Democrats are the majority in Shelby County, Republican leaders concede. But Wagner points to a better Republican bench of candidates built by actively seeking them out.
“You’ve got people who get involved in the party pretty actively for a while and then they decide to run. And then we’ve got some newer ones that come around who aren’t real active in the party and they run and have done quite well,” she said. “To me there’s a true variety in that. … We need to look out for those people.
“There may be somebody who is very qualified to be a county commissioner or be a trustee who maybe hasn’t thought about public service and shares our conservative values.”
As bad a beating as Democrats have taken in the last five years, Spears declined to describe her task as rebuilding from the ground up.
“I definitely think we have some things we can build from,” she said.
Outgoing party chairman Bryan Carson resigned a month before the convention. The resignation came as the executive committee investigated party finances that prompted late campaign finance reports to the Tennessee Registry of Election Finance. Carson made withdrawals without receipts from an account that changed banks several times as the party changed treasurers several more times.
“We’re going to have an oversight committee,” she said. “We will put in place specific processes for handling the money and how things are approved and spent. And I will not have a hand in the money.”
Wagner led the Shelby County Young Republicans group for the last two years.
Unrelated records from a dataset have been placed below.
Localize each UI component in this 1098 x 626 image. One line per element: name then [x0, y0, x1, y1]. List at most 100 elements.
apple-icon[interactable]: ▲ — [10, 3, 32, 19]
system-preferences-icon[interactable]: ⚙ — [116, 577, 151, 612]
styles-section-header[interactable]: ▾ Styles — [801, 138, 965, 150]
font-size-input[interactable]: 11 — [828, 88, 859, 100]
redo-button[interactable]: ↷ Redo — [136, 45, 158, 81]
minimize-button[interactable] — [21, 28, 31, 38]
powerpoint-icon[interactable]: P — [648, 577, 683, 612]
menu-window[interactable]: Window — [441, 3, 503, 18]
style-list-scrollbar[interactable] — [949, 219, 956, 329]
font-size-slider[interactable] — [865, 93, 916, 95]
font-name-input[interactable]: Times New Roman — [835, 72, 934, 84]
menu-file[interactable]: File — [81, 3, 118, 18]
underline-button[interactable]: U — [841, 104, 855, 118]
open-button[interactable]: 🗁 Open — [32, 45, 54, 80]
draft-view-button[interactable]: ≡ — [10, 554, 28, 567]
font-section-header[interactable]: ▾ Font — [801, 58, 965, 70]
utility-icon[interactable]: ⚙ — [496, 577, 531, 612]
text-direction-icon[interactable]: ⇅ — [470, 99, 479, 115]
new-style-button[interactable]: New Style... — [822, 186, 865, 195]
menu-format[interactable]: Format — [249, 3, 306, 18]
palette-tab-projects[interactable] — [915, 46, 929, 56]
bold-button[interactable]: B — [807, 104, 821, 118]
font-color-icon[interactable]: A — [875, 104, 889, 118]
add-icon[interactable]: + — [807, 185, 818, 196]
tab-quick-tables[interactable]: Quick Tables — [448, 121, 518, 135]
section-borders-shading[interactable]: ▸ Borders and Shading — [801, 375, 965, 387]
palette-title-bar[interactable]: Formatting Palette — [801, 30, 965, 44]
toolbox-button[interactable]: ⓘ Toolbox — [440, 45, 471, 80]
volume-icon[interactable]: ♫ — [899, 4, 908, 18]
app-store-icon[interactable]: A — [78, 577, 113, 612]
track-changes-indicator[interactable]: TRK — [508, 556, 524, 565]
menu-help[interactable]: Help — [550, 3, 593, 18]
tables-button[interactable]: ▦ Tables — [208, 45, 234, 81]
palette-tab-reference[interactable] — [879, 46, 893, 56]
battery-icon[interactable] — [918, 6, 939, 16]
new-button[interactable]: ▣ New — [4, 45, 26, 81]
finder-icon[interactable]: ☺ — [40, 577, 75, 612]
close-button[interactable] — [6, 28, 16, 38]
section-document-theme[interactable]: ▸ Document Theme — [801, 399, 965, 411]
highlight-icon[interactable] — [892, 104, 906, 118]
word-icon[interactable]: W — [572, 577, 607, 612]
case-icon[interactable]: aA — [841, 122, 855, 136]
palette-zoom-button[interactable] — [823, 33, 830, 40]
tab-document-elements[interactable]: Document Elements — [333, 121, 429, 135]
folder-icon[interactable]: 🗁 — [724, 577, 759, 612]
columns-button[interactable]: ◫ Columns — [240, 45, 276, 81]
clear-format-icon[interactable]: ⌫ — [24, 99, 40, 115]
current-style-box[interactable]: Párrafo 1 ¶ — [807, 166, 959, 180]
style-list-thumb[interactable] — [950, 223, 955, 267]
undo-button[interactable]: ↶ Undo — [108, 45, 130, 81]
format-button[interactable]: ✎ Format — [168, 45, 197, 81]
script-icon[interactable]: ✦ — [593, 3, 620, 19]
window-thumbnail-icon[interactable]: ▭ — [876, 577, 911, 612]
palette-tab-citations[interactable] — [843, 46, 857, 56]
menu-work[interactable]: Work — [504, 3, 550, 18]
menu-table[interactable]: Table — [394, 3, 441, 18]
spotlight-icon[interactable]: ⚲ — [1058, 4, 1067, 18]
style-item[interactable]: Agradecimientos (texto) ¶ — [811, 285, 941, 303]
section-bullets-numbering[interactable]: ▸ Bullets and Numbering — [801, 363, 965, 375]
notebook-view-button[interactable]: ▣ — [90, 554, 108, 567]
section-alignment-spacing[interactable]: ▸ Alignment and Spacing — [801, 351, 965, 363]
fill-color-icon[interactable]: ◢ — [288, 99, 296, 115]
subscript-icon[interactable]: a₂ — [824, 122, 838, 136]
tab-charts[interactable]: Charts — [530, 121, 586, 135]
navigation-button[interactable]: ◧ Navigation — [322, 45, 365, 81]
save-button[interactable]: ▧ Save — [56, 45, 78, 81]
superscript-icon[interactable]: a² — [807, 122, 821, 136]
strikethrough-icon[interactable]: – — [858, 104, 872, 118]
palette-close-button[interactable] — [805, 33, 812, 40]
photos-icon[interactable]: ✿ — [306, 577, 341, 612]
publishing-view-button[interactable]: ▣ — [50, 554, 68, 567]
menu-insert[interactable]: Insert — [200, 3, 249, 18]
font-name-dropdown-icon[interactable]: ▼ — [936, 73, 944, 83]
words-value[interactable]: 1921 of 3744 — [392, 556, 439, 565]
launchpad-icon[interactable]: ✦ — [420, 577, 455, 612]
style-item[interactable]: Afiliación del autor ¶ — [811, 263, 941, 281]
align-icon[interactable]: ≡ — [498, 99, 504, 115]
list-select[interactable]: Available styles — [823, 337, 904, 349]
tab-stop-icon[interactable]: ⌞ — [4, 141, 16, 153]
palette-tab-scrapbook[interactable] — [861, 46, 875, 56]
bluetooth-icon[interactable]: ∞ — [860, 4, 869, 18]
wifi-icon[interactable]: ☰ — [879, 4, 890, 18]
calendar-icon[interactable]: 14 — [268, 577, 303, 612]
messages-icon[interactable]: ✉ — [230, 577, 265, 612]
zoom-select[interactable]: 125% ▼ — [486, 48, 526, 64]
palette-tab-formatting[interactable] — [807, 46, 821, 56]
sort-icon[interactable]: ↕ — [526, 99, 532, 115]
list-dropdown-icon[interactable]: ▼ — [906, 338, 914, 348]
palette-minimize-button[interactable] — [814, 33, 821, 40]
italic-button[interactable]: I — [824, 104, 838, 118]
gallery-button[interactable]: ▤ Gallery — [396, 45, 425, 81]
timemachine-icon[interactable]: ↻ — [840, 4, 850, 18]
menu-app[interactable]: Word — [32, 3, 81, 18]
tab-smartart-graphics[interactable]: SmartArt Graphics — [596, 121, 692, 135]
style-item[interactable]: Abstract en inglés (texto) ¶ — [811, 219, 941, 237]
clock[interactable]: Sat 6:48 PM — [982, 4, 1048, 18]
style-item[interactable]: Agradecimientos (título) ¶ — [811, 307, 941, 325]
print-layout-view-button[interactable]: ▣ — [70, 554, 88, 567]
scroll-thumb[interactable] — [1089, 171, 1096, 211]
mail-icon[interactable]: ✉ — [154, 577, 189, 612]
Spears has worked on numerous campaigns including running the two campaigns for county mayor by former county commissioner Deidre Malone.
Wagner and Spears both called for their parties to make room for new faces and new methods drawn by each party’s ideology.
In Spears case, it was an appeal to “really change the direction of our party.”
Spears is working with a 29-member executive committee that is less than half the size of the previous executive committee. The number of people on the executive or steering committees for each local party are based on each party’s turnout countywide in the 2014 general election for Tennessee Governor.
The smaller Democratic committee reflects the state party’s inability to come up with an established Democratic challenger to Republican Gov. Bill Haslam in 2014.
Wagner, meanwhile, talked of the goal of carrying Shelby County for the Republican presidential nominee in the 2016 Presidential general election. Although the Republican nominee has carried Tennessee in the last four Presidential general elections, Shelby County has been carried by the Democratic nominee in those same elections.
She said the local GOP can increase its reach while remaining true to conservative values of “smaller government, personal responsibility and individual liberty.”